The proposed MLS approach aims to leverage all available parallelism and address hardware heterogeneity in large scale high performance computers such that execution times are reduced, performance targets are achieved, and acceptable efficiency is maintained. The methodology for reaching the multilevel scheduling aims involves theoretical research studies, simulation, and experiments.
The expected outcome is an answer to the following research question: Given massive parallelism, at multiple levels, and of diverse forms and granularities, how can it be exposed, expressed, and exploited such that execution times are reduced, performance targets (e.g., robustness against perturbations) are achieved, and acceptable efficiency (e.g., tradeoff between maximizing parallelism and minimizing cost) is maintained? This proposal leverages the most efficient existing scheduling solutions to extend them beyond one or two levels, respectively, and to scale them out within single levels of parallelism.
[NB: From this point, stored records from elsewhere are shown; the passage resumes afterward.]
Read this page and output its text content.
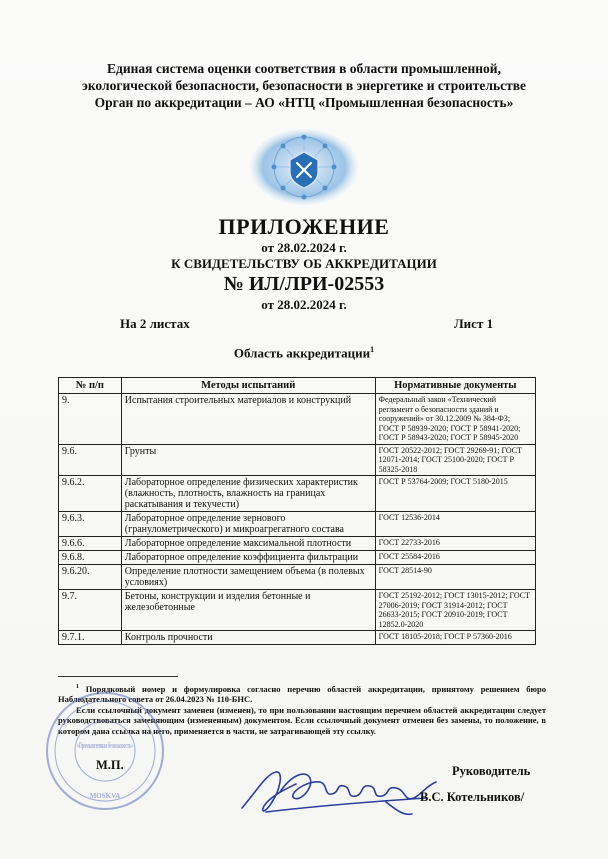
Единая система оценки соответствия в области промышленной,
экологической безопасности, безопасности в энергетике и строительстве
Орган по аккредитации – АО «НТЦ «Промышленная безопасность»
ПРИЛОЖЕНИЕ
от 28.02.2024 г.
К СВИДЕТЕЛЬСТВУ ОБ АККРЕДИТАЦИИ
№ ИЛ/ЛРИ-02553
от 28.02.2024 г.
На 2 листах	Лист 1
Область аккредитации$^1$
№ п/п	Методы испытаний	Нормативные документы
9.	Испытания строительных материалов и конструкций	Федеральный закон «Технический регламент о безопасности зданий и сооружений» от 30.12.2009 № 384-ФЗ; ГОСТ Р 58939-2020; ГОСТ Р 58941-2020; ГОСТ Р 58943-2020; ГОСТ Р 58945-2020
9.6.	Грунты	ГОСТ 20522-2012; ГОСТ 29269-91; ГОСТ 12071-2014; ГОСТ 25100-2020; ГОСТ Р 58325-2018
9.6.2.	Лабораторное определение физических характеристик (влажность, плотность, влажность на границах раскатывания и текучести)	ГОСТ Р 53764-2009; ГОСТ 5180-2015
9.6.3.	Лабораторное определение зернового (гранулометрического) и микроагрегатного состава	ГОСТ 12536-2014
9.6.6.	Лабораторное определение максимальной плотности	ГОСТ 22733-2016
9.6.8.	Лабораторное определение коэффициента фильтрации	ГОСТ 25584-2016
9.6.20.	Определение плотности замещением объема (в полевых условиях)	ГОСТ 28514-90
9.7.	Бетоны, конструкции и изделия бетонные и железобетонные	ГОСТ 25192-2012; ГОСТ 13015-2012; ГОСТ 27006-2019; ГОСТ 31914-2012; ГОСТ 26633-2015; ГОСТ 20910-2019; ГОСТ 12852.0-2020
9.7.1.	Контроль прочности	ГОСТ 18105-2018; ГОСТ Р 57360-2016

$^1$ Порядковый номер и формулировка согласно перечню областей аккредитации, принятому решением бюро Наблюдательного совета от 26.04.2023 № 110-БНС.

Если ссылочный документ заменен (изменен), то при пользовании настоящим перечнем областей аккредитации следует руководствоваться заменяющим (измененным) документом. Если ссылочный документ отменен без замены, то положение, в котором дана ссылка на него, применяется в части, не затрагивающей эту ссылку.

«Промышленная безопасность»
MOSKVA
М.П.	Руководитель
В.С. Котельников/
The proposal addresses four tightly coupled problems: scalable scheduling, adaptive and dynamic scheduling, heterogeneous scheduling, and bridging schedulers designed for competitive execution (e.g., batch and operating system schedulers) with those for cooperative execution (e.g., application level schedulers).
Overall, the project aims to make a fundamental advance toward simpler to use large scale high performance computing systems, with impacts not only in the computer science community but also in all computational science domains.